5 Dunque nell’800 si verificano due grandi svolte: da una parte con l’introduzione del concetto di malattia intesa come lesione, prima a livello dell’organo e del tessuto e poi a livello della cellula, dall’altra parte con l'introduzione del concetto di causa eziologica, microbica di una malattia. In questo nuovo quadro di riferimento in che modo cambia il rapporto fra normale e patologico?
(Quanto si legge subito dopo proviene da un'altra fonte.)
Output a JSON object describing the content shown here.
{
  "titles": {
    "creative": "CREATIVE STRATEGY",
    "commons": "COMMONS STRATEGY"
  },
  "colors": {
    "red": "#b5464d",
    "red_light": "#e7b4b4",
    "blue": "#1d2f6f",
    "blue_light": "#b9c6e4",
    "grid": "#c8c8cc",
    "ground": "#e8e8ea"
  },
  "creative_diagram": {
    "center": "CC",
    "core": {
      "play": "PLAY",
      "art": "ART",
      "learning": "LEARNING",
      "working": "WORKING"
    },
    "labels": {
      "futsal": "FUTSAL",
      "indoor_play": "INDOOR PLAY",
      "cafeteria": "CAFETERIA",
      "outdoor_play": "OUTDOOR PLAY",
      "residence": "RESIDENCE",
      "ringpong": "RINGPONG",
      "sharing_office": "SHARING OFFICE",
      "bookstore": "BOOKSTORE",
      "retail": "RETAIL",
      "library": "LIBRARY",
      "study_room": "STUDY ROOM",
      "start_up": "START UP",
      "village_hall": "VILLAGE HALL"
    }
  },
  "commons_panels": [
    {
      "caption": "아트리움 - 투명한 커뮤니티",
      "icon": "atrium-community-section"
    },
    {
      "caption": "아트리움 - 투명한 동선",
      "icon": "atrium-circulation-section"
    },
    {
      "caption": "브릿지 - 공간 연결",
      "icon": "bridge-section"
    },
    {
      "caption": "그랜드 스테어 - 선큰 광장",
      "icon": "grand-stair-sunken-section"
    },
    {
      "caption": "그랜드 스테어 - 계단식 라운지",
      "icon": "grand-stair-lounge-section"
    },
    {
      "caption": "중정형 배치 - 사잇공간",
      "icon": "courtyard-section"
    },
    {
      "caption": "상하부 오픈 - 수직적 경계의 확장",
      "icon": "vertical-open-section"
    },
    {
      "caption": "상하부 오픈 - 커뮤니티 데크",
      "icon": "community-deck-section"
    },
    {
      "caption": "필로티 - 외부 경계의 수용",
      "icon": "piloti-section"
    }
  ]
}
E’ una domanda alla quale non è facile rispondere. Si ritorna, paradossalmente, ai punti di vista antichi, perché andando fino in fondo alla localizzazione, anche al di sotto della cellula, a una definizione molecolare di una malattia, si vede l’importanza dei meccanismi di regolazione dell’insieme e sorge di nuovo il problema se il normale e il patologico non debbano essere situati a livello dell’organismo, cioè della persona. E, paradossalmente, anche la scoperta del microbo patogeno, una ventina di anni dopo i grandi successi, ha come corollario la scoperta o riscoperta dell’importanza dell’ambiente. E il normale e il patologico allora si devono capire prendendo in conto tutto ciò. Tali concetti si possono definire solo come un rapporto tra l’organismo e il suo ambiente. Così anche la caratteristica interna dell’organismo, ciò che chiamavano temperamento, costituzione e la malattia stessa, dipendono in parte dalla costituzione e dalle condizioni dell’ambiente.
Ciò che irrompe come una novità, se vogliamo filosofica, concettuale, è la malattia che in origine è una cosa che dall’esterno entra nell’organismo, successivamente diventa un cambiamento dell'organismo, un qualcosa come una modificazione negativa dell'organismo, e infine la malattia può essere anche concepita come la lotta dell’organismo contro un fattore nocivo. Dunque abbiamo la malattia, definita come un processo salutare. Si passa a una ricerca del modo col quale l'organismo potrebbe ritrovare il perduto equilibrio con l'ambiente. La reazione dell'organismo verso l’ambiente crea un nuovo squilibrio e la più gran parte di sintomi è dovuta a questa lotta contro la malattia. La malattia diventa ora qualcosa di positivo da intendersi come sforzo biologico. Si può individuare, dunque, una visione biologica della malattia in due sensi. Nel senso di fenomeno intrinseco della vita che è una lotta di sopravvivenza, una lotta per rimanere se stesso o rimanere più fedele possibile all’esecuzione di un programma di base che i vari fattori, la malattia, impediscono in quanto deviazione del programma nella ricerca per ritrovare la realizzazione di questo programma. Ma c’è anche un altro aspetto su cui bisogna insistere: la malattia è anche un concetto antropologico, direi anche antropocentrico. Praticamente solo l’uomo è malato. In gran parte la malattia è definita con i parametri sociali. Questo è molto chiaro nelle malattie mentali, ma anche nelle altre malattie abbiamo spesso un fattore sociale. Malato è un uomo, una persona, che ha delle difficoltà di integrazione sociale, in qualunque senso. E anche gli animali, o le piante, spesso sono definite malate in rapporto all’uomo. Prendiamo una pianta che è considerata come malata perché un parassita la distrugge. Diciamo così perché noi siamo interessati alla vita di questa pianta. Ma se noi fossimo interessati alla vita di questo parassita, non sarebbe più la pianta ad essere malata ma il parassita a trovare lì il suo vivere. Dunque c’è sempre, nella malattia, anche un punto di vista finalistico.

 

6 Lei ha detto che i diversi concetti di malattia che si sono succeduti nella storia della medicina per molti aspetti restano anche nel concetto moderno di malattia. Ciò significa che non esiste un concetto unitario di malattia ma piuttosto un insieme di diversi concetti di malattia?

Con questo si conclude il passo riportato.